Monitoring the Future of Smart Contracts
- URL: http://arxiv.org/abs/2401.12093v1
- Date: Mon, 22 Jan 2024 16:31:45 GMT
- Title: Monitoring the Future of Smart Contracts
- Authors: Margarita Capretto, Martin Ceresa, Cesar Sanchez,
- Abstract summary: We propose a model of computation that allows (bounded) future monitors.
We show our monitors correct respect of legacy transactions, how they implement future bounded monitors and how they guarantee progress.
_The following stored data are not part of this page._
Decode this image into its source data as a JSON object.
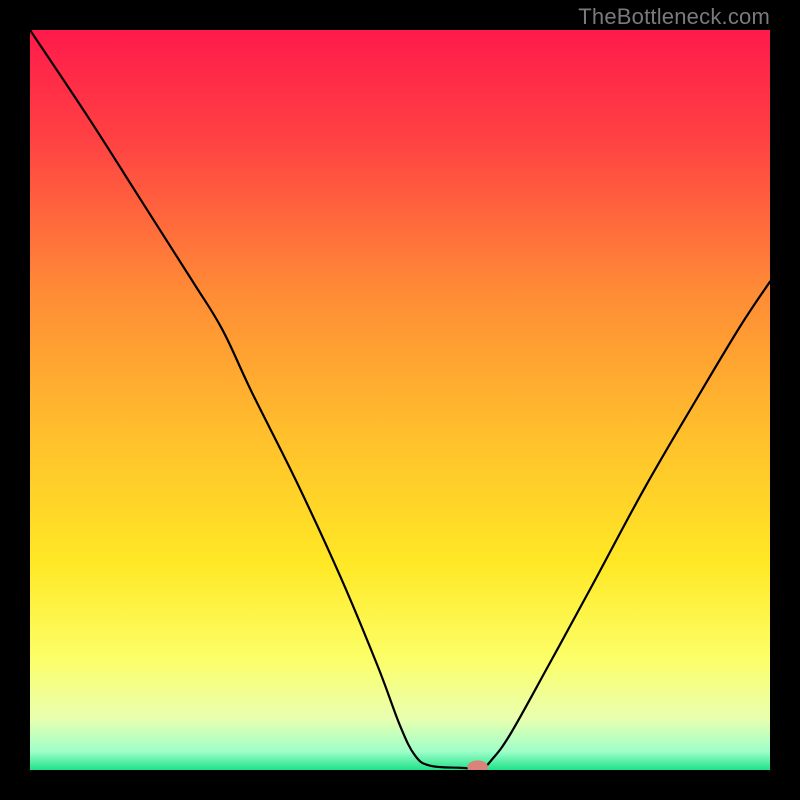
{
  "watermark": "TheBottleneck.com",
  "chart_data": {
    "type": "line",
    "title": "",
    "xlabel": "",
    "ylabel": "",
    "xlim": [
      0,
      100
    ],
    "ylim": [
      0,
      100
    ],
    "grid": false,
    "background": {
      "type": "vertical-gradient",
      "stops": [
        {
          "offset": 0.0,
          "color": "#ff1a4b"
        },
        {
          "offset": 0.15,
          "color": "#ff4243"
        },
        {
          "offset": 0.35,
          "color": "#ff8a36"
        },
        {
          "offset": 0.55,
          "color": "#ffc02c"
        },
        {
          "offset": 0.72,
          "color": "#ffe825"
        },
        {
          "offset": 0.85,
          "color": "#fcff68"
        },
        {
          "offset": 0.93,
          "color": "#e9ffb0"
        },
        {
          "offset": 0.975,
          "color": "#9effc9"
        },
        {
          "offset": 1.0,
          "color": "#1fe28a"
        }
      ]
    },
    "curve": {
      "stroke": "#000000",
      "stroke_width": 2.2,
      "points": [
        {
          "x": 0.0,
          "y": 100.0
        },
        {
          "x": 8.0,
          "y": 88.0
        },
        {
          "x": 15.0,
          "y": 77.0
        },
        {
          "x": 22.0,
          "y": 66.0
        },
        {
          "x": 26.0,
          "y": 59.5
        },
        {
          "x": 30.0,
          "y": 51.0
        },
        {
          "x": 36.0,
          "y": 39.0
        },
        {
          "x": 42.0,
          "y": 26.0
        },
        {
          "x": 47.0,
          "y": 14.0
        },
        {
          "x": 50.0,
          "y": 6.0
        },
        {
          "x": 52.0,
          "y": 2.0
        },
        {
          "x": 54.0,
          "y": 0.6
        },
        {
          "x": 58.0,
          "y": 0.3
        },
        {
          "x": 61.0,
          "y": 0.3
        },
        {
          "x": 62.5,
          "y": 1.5
        },
        {
          "x": 65.0,
          "y": 5.0
        },
        {
          "x": 70.0,
          "y": 14.0
        },
        {
          "x": 76.0,
          "y": 25.0
        },
        {
          "x": 83.0,
          "y": 38.0
        },
        {
          "x": 90.0,
          "y": 50.0
        },
        {
          "x": 96.0,
          "y": 60.0
        },
        {
          "x": 100.0,
          "y": 66.0
        }
      ]
    },
    "marker": {
      "x": 60.5,
      "y": 0.4,
      "rx": 1.4,
      "ry": 0.9,
      "fill": "#d9837a"
    }
  }
}
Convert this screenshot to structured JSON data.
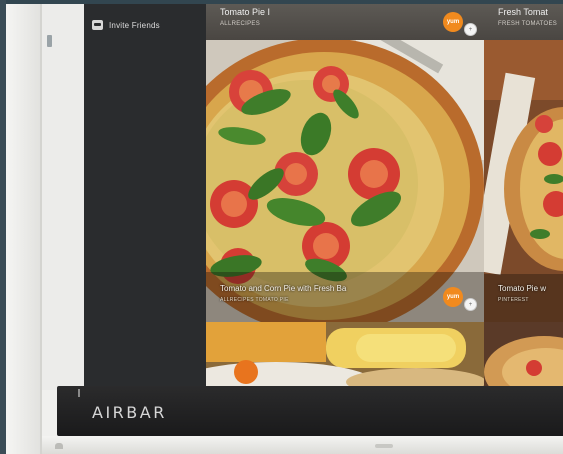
{
  "sidebar": {
    "invite_label": "Invite Friends",
    "invite_icon": "chat-icon"
  },
  "feed": {
    "tiles": [
      {
        "title": "Tomato Pie I",
        "subtitle": "ALLRECIPES",
        "badge": "yum"
      },
      {
        "title": "Fresh Tomat",
        "subtitle": "FRESH TOMATOES",
        "badge": ""
      },
      {
        "title": "Tomato and Corn Pie with Fresh Ba",
        "subtitle": "ALLRECIPES TOMATO PIE",
        "badge": "yum"
      },
      {
        "title": "Tomato Pie w",
        "subtitle": "PINTEREST",
        "badge": ""
      }
    ],
    "badge_small": "+"
  },
  "airbar": {
    "brand": "AIRBAR"
  },
  "colors": {
    "accent_badge": "#f18a1e",
    "sidebar_bg": "#2a2c2e",
    "bar_bg": "#1a1a1b"
  }
}
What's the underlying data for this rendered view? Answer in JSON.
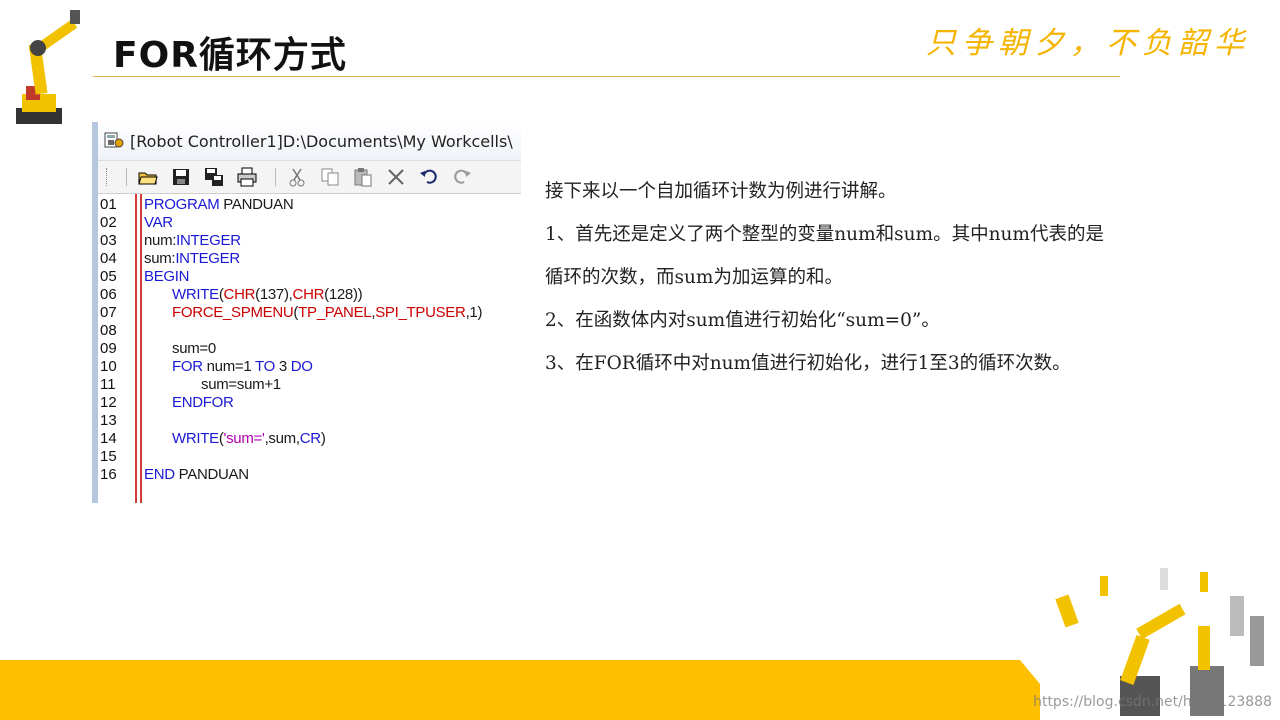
{
  "slide": {
    "title": "FOR循环方式",
    "slogan": "只争朝夕，不负韶华",
    "watermark": "https://blog.csdn.net/haier123888"
  },
  "editor": {
    "window_title": "[Robot Controller1]D:\\Documents\\My Workcells\\",
    "toolbar_icons": [
      "open-folder-icon",
      "save-icon",
      "save-as-icon",
      "print-icon",
      "cut-icon",
      "copy-icon",
      "paste-icon",
      "delete-icon",
      "undo-icon",
      "redo-icon"
    ],
    "line_numbers": [
      "01",
      "02",
      "03",
      "04",
      "05",
      "06",
      "07",
      "08",
      "09",
      "10",
      "11",
      "12",
      "13",
      "14",
      "15",
      "16"
    ],
    "code": {
      "l1_kw": "PROGRAM",
      "l1_rest": " PANDUAN",
      "l2_kw": "VAR",
      "l3_a": "num:",
      "l3_b": "INTEGER",
      "l4_a": "sum:",
      "l4_b": "INTEGER",
      "l5_kw": "BEGIN",
      "l6_write": "WRITE",
      "l6_p1": "(",
      "l6_chr1": "CHR",
      "l6_p2": "(137),",
      "l6_chr2": "CHR",
      "l6_p3": "(128))",
      "l7_fn": "FORCE_SPMENU",
      "l7_p1": "(",
      "l7_a": "TP_PANEL",
      "l7_c1": ",",
      "l7_b": "SPI_TPUSER",
      "l7_p2": ",1)",
      "l9": "sum=0",
      "l10_for": "FOR",
      "l10_mid": " num=1 ",
      "l10_to": "TO",
      "l10_3": " 3 ",
      "l10_do": "DO",
      "l11": "sum=sum+1",
      "l12_kw": "ENDFOR",
      "l14_write": "WRITE",
      "l14_p1": "(",
      "l14_str": "'sum='",
      "l14_mid": ",sum,",
      "l14_cr": "CR",
      "l14_p2": ")",
      "l16_kw": "END",
      "l16_rest": " PANDUAN"
    },
    "colors": {
      "keyword": "#1a1ad6",
      "function": "#cc0000",
      "string": "#b000b0",
      "gutter_line": "#d43a3a"
    }
  },
  "explanation": {
    "p1": "接下来以一个自加循环计数为例进行讲解。",
    "p2": "1、首先还是定义了两个整型的变量num和sum。其中num代表的是循环的次数，而sum为加运算的和。",
    "p3": "2、在函数体内对sum值进行初始化“sum=0”。",
    "p4": "3、在FOR循环中对num值进行初始化，进行1至3的循环次数。"
  },
  "colors": {
    "accent": "#fdbf00",
    "slogan": "#f5b400"
  }
}
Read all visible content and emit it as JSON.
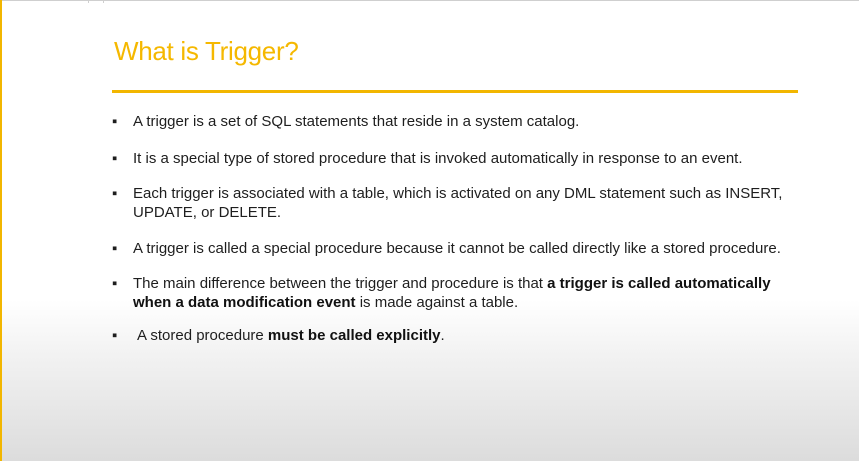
{
  "slide": {
    "title": "What is Trigger?",
    "bullet_symbol": "▪",
    "accent_color": "#f5b800",
    "bullets": [
      {
        "text": "A trigger is a set of SQL statements that reside in a system catalog."
      },
      {
        "text": "It is a special type of stored procedure that is invoked automatically in response to an event."
      },
      {
        "text": "Each trigger is associated with a table, which is activated on any DML statement such as INSERT, UPDATE, or DELETE."
      },
      {
        "text": "A trigger is called a special procedure because it cannot be called directly like a stored procedure."
      },
      {
        "text_before": "The main difference between the trigger and procedure is that ",
        "bold": "a trigger is called automatically when a data modification event",
        "text_after": " is made against a table."
      },
      {
        "text_before": "A stored procedure ",
        "bold": "must be called explicitly",
        "text_after": "."
      }
    ]
  }
}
- Score: 0.2294014185517203
- License: http://creativecommons.org/licenses/by/4.0/
- Abstract: Blockchains are decentralized systems that provide trustable execution guarantees. Smart contracts are programs written in specialized programming languages running on blockchains that govern how tokens and cryptocurrency are sent and received. Smart contracts can invoke other smart contracts during the execution of transactions always initiated by external users. Once deployed, smart contracts cannot be modified, so techniques like runtime verification are very appealing for improving their reliability. However, the conventional model of computation of smart contracts is transactional: once operations commit, their effects are permanent and cannot be undone. In this paper, we proposed the concept of future monitors which allows monitors to remain waiting for future transactions to occur before committing or aborting. This is inspired by optimistic rollups, which are modern blockchain implementations that increase efficiency (and reduce cost) by delaying transaction effects. We exploit this delay to propose a model of computation that allows (bounded) future monitors. We show our monitors correct respect of legacy transactions, how they implement future bounded monitors and how they guarantee progress. We illustrate the use of future bounded monitors to implement correctly multi-transaction flash loans.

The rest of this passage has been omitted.